Aparqué al lado del enorme todoterreno negro de Hayes. La luz brillaba a través de las ventanas de mi casa, un edificio de los años cincuenta con tres habitaciones diminutas, un baño y cero personalidad. Había crecido en ella con Amber, que se vino a vivir con nosotros cuando su madre ingresó en prisión. Me había vuelto a mudar allí hacía seis años, cuando mi madre falleció a consecuencia del ataque al corazón que tuvo al enterarse de la sobredosis que estuvo a punto de costarle la vida a mi prima. De repente me quedé sola, con una niña que necesitaba a unos padres de verdad, unos que supieran lo que había que hacer.
En lugar de eso me tuvo a mí.
Oí voces mientras me acercaba a la puerta que tenía una pequeña rendija abierta. (El marco se había hinchado el invierno pasado y nunca había vuelto a su estado anterior, así que tenía que hacer un enorme esfuerzo a la hora de cerrarla. Estaba en la lista de cosas pendientes, entre el arreglo del vehículo y comprar un horno nuevo.)
—Tu tía se merece mucho más que esto —oí decir a Hayes. No pude evitar esbozar una sonrisa. Me alegraba de que alguien reconociera mi esfuerzo—. Si fuera lista, te echaría de una patada.
—Ella nunca me echaría —declaró Jess con un toque petulante en la voz. También arrastraba un poco las palabras. ¿Habría estado bebiendo? Lo más seguro—. Se sentiría culpable. Siempre va a cuidar de mí porque… No sabes una mierda de nosotras.
Hayes resopló.
—¿Crees que te está cuidando por un sentimiento de culpa? —preguntó—. Ella te quiere… aunque me cuesta entender por qué. Tienes que pensar qué quieres hacer con tu vida, porque no puedes aprovecharte de ella para siempre. Tarde o temprano se dará cuenta y cerrará el grifo.
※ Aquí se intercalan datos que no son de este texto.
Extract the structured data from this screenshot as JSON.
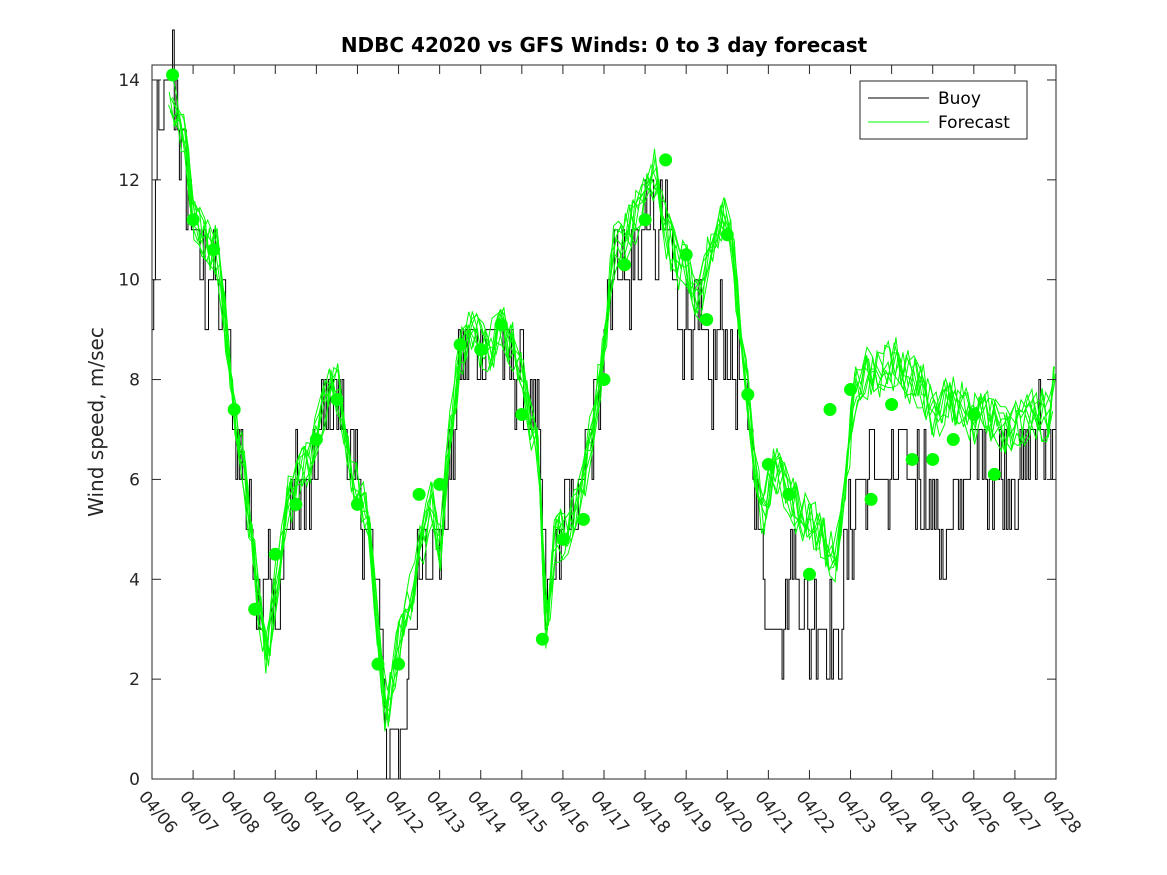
{
  "chart_data": {
    "type": "line",
    "title": "NDBC 42020 vs GFS Winds: 0 to 3 day forecast",
    "xlabel": "",
    "ylabel": "Wind speed, m/sec",
    "x_tick_labels": [
      "04/06",
      "04/07",
      "04/08",
      "04/09",
      "04/10",
      "04/11",
      "04/12",
      "04/13",
      "04/14",
      "04/15",
      "04/16",
      "04/17",
      "04/18",
      "04/19",
      "04/20",
      "04/21",
      "04/22",
      "04/23",
      "04/24",
      "04/25",
      "04/26",
      "04/27",
      "04/28"
    ],
    "y_ticks": [
      0,
      2,
      4,
      6,
      8,
      10,
      12,
      14
    ],
    "xlim_days": [
      0,
      22
    ],
    "ylim": [
      0,
      14.3
    ],
    "grid": false,
    "legend": {
      "position": "top-right",
      "entries": [
        "Buoy",
        "Forecast"
      ]
    },
    "colors": {
      "buoy": "#000000",
      "forecast": "#00ff00"
    },
    "buoy_keypoints": [
      [
        0.0,
        9.0
      ],
      [
        0.1,
        12.5
      ],
      [
        0.3,
        13.5
      ],
      [
        0.5,
        14.0
      ],
      [
        0.8,
        12.0
      ],
      [
        1.0,
        11.0
      ],
      [
        1.3,
        10.0
      ],
      [
        1.6,
        9.5
      ],
      [
        1.8,
        9.0
      ],
      [
        2.0,
        7.0
      ],
      [
        2.2,
        6.0
      ],
      [
        2.4,
        5.0
      ],
      [
        2.6,
        3.5
      ],
      [
        2.8,
        4.5
      ],
      [
        3.0,
        2.5
      ],
      [
        3.2,
        5.0
      ],
      [
        3.5,
        6.0
      ],
      [
        3.8,
        5.5
      ],
      [
        4.0,
        6.5
      ],
      [
        4.4,
        8.0
      ],
      [
        4.6,
        7.5
      ],
      [
        4.9,
        6.0
      ],
      [
        5.2,
        5.0
      ],
      [
        5.4,
        4.0
      ],
      [
        5.6,
        3.0
      ],
      [
        5.7,
        0.0
      ],
      [
        5.9,
        1.5
      ],
      [
        6.1,
        0.5
      ],
      [
        6.3,
        3.0
      ],
      [
        6.6,
        5.0
      ],
      [
        6.9,
        4.5
      ],
      [
        7.2,
        6.0
      ],
      [
        7.5,
        8.0
      ],
      [
        7.8,
        9.0
      ],
      [
        8.0,
        8.5
      ],
      [
        8.4,
        9.0
      ],
      [
        8.7,
        8.5
      ],
      [
        9.0,
        8.0
      ],
      [
        9.2,
        7.0
      ],
      [
        9.4,
        7.0
      ],
      [
        9.6,
        3.0
      ],
      [
        9.8,
        4.5
      ],
      [
        10.0,
        5.0
      ],
      [
        10.3,
        5.5
      ],
      [
        10.6,
        6.5
      ],
      [
        10.9,
        8.0
      ],
      [
        11.1,
        10.0
      ],
      [
        11.3,
        10.5
      ],
      [
        11.6,
        10.0
      ],
      [
        11.9,
        11.0
      ],
      [
        12.1,
        11.5
      ],
      [
        12.3,
        10.5
      ],
      [
        12.5,
        11.5
      ],
      [
        12.8,
        9.0
      ],
      [
        13.0,
        9.5
      ],
      [
        13.3,
        9.0
      ],
      [
        13.6,
        8.0
      ],
      [
        13.9,
        9.0
      ],
      [
        14.1,
        8.5
      ],
      [
        14.4,
        7.5
      ],
      [
        14.6,
        7.0
      ],
      [
        14.8,
        4.5
      ],
      [
        15.0,
        3.0
      ],
      [
        15.2,
        3.5
      ],
      [
        15.4,
        3.0
      ],
      [
        15.6,
        4.5
      ],
      [
        15.8,
        3.5
      ],
      [
        16.0,
        3.0
      ],
      [
        16.3,
        3.5
      ],
      [
        16.6,
        2.5
      ],
      [
        16.8,
        3.5
      ],
      [
        17.0,
        5.0
      ],
      [
        17.3,
        6.0
      ],
      [
        17.6,
        6.5
      ],
      [
        17.9,
        5.5
      ],
      [
        18.2,
        6.5
      ],
      [
        18.5,
        6.0
      ],
      [
        18.8,
        6.0
      ],
      [
        19.0,
        5.5
      ],
      [
        19.3,
        4.5
      ],
      [
        19.6,
        5.5
      ],
      [
        19.9,
        6.5
      ],
      [
        20.2,
        6.5
      ],
      [
        20.5,
        6.0
      ],
      [
        20.8,
        6.0
      ],
      [
        21.0,
        6.0
      ],
      [
        21.3,
        6.5
      ],
      [
        21.6,
        7.0
      ],
      [
        21.8,
        7.0
      ],
      [
        22.0,
        7.5
      ]
    ],
    "forecast_keypoints": [
      [
        0.4,
        13.8
      ],
      [
        0.6,
        13.5
      ],
      [
        0.8,
        12.8
      ],
      [
        1.0,
        11.3
      ],
      [
        1.3,
        10.8
      ],
      [
        1.6,
        10.5
      ],
      [
        1.8,
        9.0
      ],
      [
        2.0,
        7.5
      ],
      [
        2.2,
        6.5
      ],
      [
        2.4,
        5.0
      ],
      [
        2.6,
        3.5
      ],
      [
        2.8,
        2.5
      ],
      [
        3.0,
        3.8
      ],
      [
        3.3,
        5.5
      ],
      [
        3.6,
        6.0
      ],
      [
        3.9,
        6.5
      ],
      [
        4.2,
        7.5
      ],
      [
        4.4,
        8.2
      ],
      [
        4.6,
        7.5
      ],
      [
        4.9,
        6.0
      ],
      [
        5.2,
        5.5
      ],
      [
        5.4,
        4.0
      ],
      [
        5.6,
        2.0
      ],
      [
        5.7,
        1.2
      ],
      [
        5.9,
        2.3
      ],
      [
        6.2,
        3.3
      ],
      [
        6.5,
        4.5
      ],
      [
        6.8,
        5.5
      ],
      [
        7.0,
        4.5
      ],
      [
        7.2,
        6.5
      ],
      [
        7.5,
        8.5
      ],
      [
        7.8,
        9.0
      ],
      [
        8.0,
        8.6
      ],
      [
        8.3,
        8.7
      ],
      [
        8.6,
        9.0
      ],
      [
        9.0,
        8.2
      ],
      [
        9.2,
        7.2
      ],
      [
        9.4,
        6.5
      ],
      [
        9.6,
        2.8
      ],
      [
        9.8,
        4.8
      ],
      [
        10.1,
        5.0
      ],
      [
        10.4,
        5.5
      ],
      [
        10.7,
        7.0
      ],
      [
        11.0,
        8.5
      ],
      [
        11.2,
        10.5
      ],
      [
        11.5,
        10.8
      ],
      [
        11.8,
        11.3
      ],
      [
        12.1,
        12.0
      ],
      [
        12.3,
        12.2
      ],
      [
        12.5,
        11.0
      ],
      [
        12.8,
        10.3
      ],
      [
        13.0,
        10.5
      ],
      [
        13.3,
        9.5
      ],
      [
        13.6,
        10.8
      ],
      [
        13.9,
        11.3
      ],
      [
        14.1,
        11.0
      ],
      [
        14.3,
        9.0
      ],
      [
        14.5,
        7.7
      ],
      [
        14.7,
        6.0
      ],
      [
        14.9,
        5.2
      ],
      [
        15.1,
        6.3
      ],
      [
        15.3,
        6.0
      ],
      [
        15.6,
        5.5
      ],
      [
        15.9,
        5.2
      ],
      [
        16.2,
        5.0
      ],
      [
        16.5,
        4.5
      ],
      [
        16.7,
        4.5
      ],
      [
        16.9,
        6.0
      ],
      [
        17.1,
        7.8
      ],
      [
        17.3,
        8.2
      ],
      [
        17.6,
        8.0
      ],
      [
        17.9,
        8.3
      ],
      [
        18.2,
        8.3
      ],
      [
        18.5,
        8.0
      ],
      [
        18.8,
        7.8
      ],
      [
        19.1,
        7.2
      ],
      [
        19.4,
        7.7
      ],
      [
        19.7,
        7.5
      ],
      [
        20.0,
        7.2
      ],
      [
        20.3,
        7.3
      ],
      [
        20.6,
        7.1
      ],
      [
        20.9,
        7.0
      ],
      [
        21.2,
        7.2
      ],
      [
        21.5,
        7.3
      ],
      [
        21.8,
        7.3
      ],
      [
        22.0,
        8.0
      ]
    ],
    "forecast_markers": [
      [
        0.5,
        14.1
      ],
      [
        1.0,
        11.2
      ],
      [
        1.5,
        10.6
      ],
      [
        2.0,
        7.4
      ],
      [
        2.5,
        3.4
      ],
      [
        3.0,
        4.5
      ],
      [
        3.5,
        5.5
      ],
      [
        4.0,
        6.8
      ],
      [
        4.5,
        7.6
      ],
      [
        5.0,
        5.5
      ],
      [
        5.5,
        2.3
      ],
      [
        6.0,
        2.3
      ],
      [
        6.5,
        5.7
      ],
      [
        7.0,
        5.9
      ],
      [
        7.5,
        8.7
      ],
      [
        8.0,
        8.6
      ],
      [
        8.5,
        9.1
      ],
      [
        9.0,
        7.3
      ],
      [
        9.5,
        2.8
      ],
      [
        10.0,
        4.8
      ],
      [
        10.5,
        5.2
      ],
      [
        11.0,
        8.0
      ],
      [
        11.5,
        10.3
      ],
      [
        12.0,
        11.2
      ],
      [
        12.5,
        12.4
      ],
      [
        13.0,
        10.5
      ],
      [
        13.5,
        9.2
      ],
      [
        14.0,
        10.9
      ],
      [
        14.5,
        7.7
      ],
      [
        15.0,
        6.3
      ],
      [
        15.5,
        5.7
      ],
      [
        16.0,
        4.1
      ],
      [
        16.5,
        7.4
      ],
      [
        17.0,
        7.8
      ],
      [
        17.5,
        5.6
      ],
      [
        18.0,
        7.5
      ],
      [
        18.5,
        6.4
      ],
      [
        19.0,
        6.4
      ],
      [
        19.5,
        6.8
      ],
      [
        20.0,
        7.3
      ],
      [
        20.5,
        6.1
      ]
    ]
  }
}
Me resultó espeluznante lo cerca que estaban aquellas palabras de lo que en ese momento estaba pensando. Aunque también me sentí culpable, porque la idea era tan fría y dura. «Por no mencionar cierta.»
—No es de tu incumbencia.
—London sí que es de mi incumbencia, mocosa —espetó. Su tono fue de todo menos amable—. Tengo planes para ella y en ninguno de ellos la quiero llorando por tus tonterías. No me cabrees.
Uf. Empujé la puerta y entré.
—Hola, Jess —saludé a mi sobrina, que se dejó caer en el sofá con un brazo cubriéndose los ojos de forma melodramática; como una heroína de cine mudo. Su vida era demasiado dura de sobrellevar.
—Haz que se vaya —masculló. Miré a Hayes, que estaba recostado sobre la pequeña encimera que separaba el salón de la cocina. Sus ojos se clavaron en mí despidiendo un intenso calor y me pregunté a qué se refería exactamente con eso de que tenía planes para mí… No, era mejor no ir por ese camino. Prefería no conocer los detalles. Solo quería que se marchara de una vez.
«Mentira, lo quieres en tu cama», insistió mi cerebro. «Deseas que te dé muchos más besos como el que te dio en el arsenal.»
De ningún modo. Ignoré a Jess y fui directa hacia él, dispuesta a tomar el control de la situación.
—Gracias por traerla a casa. —Intenté ser lo más cortés posible a pesar de que, como siempre, me excitaba y atemorizaba al mismo tiempo. Ahora también estaba molesta por el hecho de que había invadido mi espacio personal, lo que no tenía ningún sentido si teníamos en cuenta que estaba tratando de ayudarme. Eso podía deberse a que todavía estaba un poco nerviosa por mi frustrado encuentro con Nate. Hayes era tan grande y robusto… Cada vez que se movía, sus brazos se flexionaban y lo único que quería hacer era tocar sus bíceps y sentir todos esos músculos en pleno rendimiento.
«¡Deja de pensar en eso!»
—Ya me encargo yo —le dije.
Alzó la barbilla e hizo un gesto hacia mi pequeña reina del drama.
—¿Estás segura? —preguntó—. Esta chica necesita un toque de atención.
—Sí, ya me encargo —repetí—. Te acompaño a la puerta.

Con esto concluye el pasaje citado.